Mexilhão de lábios verdes da Nova Zelândia

Visão geral clínica

Usar

dosagem

Apenas estão disponíveis dados limitados de estudos clínicos relativamente à posologia terapêutica. Estudos sobre artrite e asma relataram dosagens variadas de preparações comerciais com vários ingredientes, dificultando o estabelecimento de recomendações de dosagem.

Contra-indicações

Hipersensibilidade a mariscos. Use com cautela em pessoas com insuficiência hepática.

Gravidez/amamentação

Evite usar. Faltam informações sobre segurança e eficácia durante a gravidez e a amamentação. Estudos em animais sugerem que os componentes dos extratos de Perna podem ter efeitos prejudiciais ao feto.

Interações

Nenhum está bem documentado.

Efeitos colaterais

Foram observados desconforto gastrointestinal e piora temporária da dor artrítica.
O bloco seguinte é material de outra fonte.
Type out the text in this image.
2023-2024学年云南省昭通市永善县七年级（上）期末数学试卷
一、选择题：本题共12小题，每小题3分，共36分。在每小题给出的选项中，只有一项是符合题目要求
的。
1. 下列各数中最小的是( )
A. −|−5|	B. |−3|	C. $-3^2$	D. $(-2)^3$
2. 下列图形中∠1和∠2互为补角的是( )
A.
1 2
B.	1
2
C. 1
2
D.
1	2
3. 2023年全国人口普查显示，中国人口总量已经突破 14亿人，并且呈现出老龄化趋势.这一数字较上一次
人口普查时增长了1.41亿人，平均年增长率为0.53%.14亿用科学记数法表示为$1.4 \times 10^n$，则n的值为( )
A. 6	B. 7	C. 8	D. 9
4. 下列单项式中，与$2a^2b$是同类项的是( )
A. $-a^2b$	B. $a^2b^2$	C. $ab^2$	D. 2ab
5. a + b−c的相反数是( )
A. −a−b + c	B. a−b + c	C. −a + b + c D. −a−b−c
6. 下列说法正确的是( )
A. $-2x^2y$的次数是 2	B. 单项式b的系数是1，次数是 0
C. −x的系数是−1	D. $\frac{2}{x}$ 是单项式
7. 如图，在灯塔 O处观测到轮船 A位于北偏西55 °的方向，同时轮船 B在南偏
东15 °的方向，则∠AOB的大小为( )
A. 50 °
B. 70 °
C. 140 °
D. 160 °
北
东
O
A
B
Também foi observada insuficiência hepática, mas a frequência parece ser baixa. A exposição prolongada tem causado asma ocupacional em trabalhadores do processamento de mariscos.

toxicologia

Sem dados.

Família científica

  • Mytilidae

fonte

Existem duas espécies de mexilhões verdes: P. canaliculus é encontrado nas águas temperadas da Nova Zelândia, enquanto Perna viridis é comum em toda a região do Indo-Pacífico, que inclui Japão, Malásia, Indonésia e Filipinas. Os mexilhões verdes são cultivados comercialmente na Tailândia e nas Filipinas, sendo a Nova Zelândia considerada o maior exportador.FAO 1988

História

Suplementos de marisco são usados ​​como remédios tradicionais para a artrite, principalmente pelos povos indígenas Maori da Nova Zelândia. Os estudos iniciais foram limitados por problemas com os processos de extração, pois a atividade é perdida durante o tratamento térmico ou a liofilização. Brien 2008, Doggrell 2011

Química

Embora a composição da fração lipídica varie, possivelmente devido aos diferentes métodos de coleta, transporte e tempo de armazenamento, ela é geralmente cerca de 8% do peso liofilizado. Murphy 2003 Os triglicerídeos formam a maior fração, seguidos pelos ácidos graxos livres, esteróis e fosfolipídios. Pequenas quantidades de ésteres de esterol são encontradas em algumas amostras. Os ácidos graxos são predominantemente poliinsaturados, principalmente na forma de ômega-3 (40% do total de ácidos graxos poliinsaturados). Os ácidos graxos ômega-6 estão presentes em quantidades muito menores (cerca de 5% do total de ácidos graxos poliinsaturados). Os principais ácidos graxos identificados são o ácido docosahexaenóico, o ácido eicosapentaenóico e o ácido palmítico. O colesterol é o principal esterol (31% de todos os esteróis), com quantidades menores de desmosterol/brassicasterol, colesterol 24-metileno, trans-22-desidrocolesterol, nordehidrocolesterol e ocelastrol. Murphy 2003 Glicosaminoglicanos, um grupo de carboidratos não ramificados de alto peso molecular, também estão presentes; O sulfato de condroitina é de particular interesse.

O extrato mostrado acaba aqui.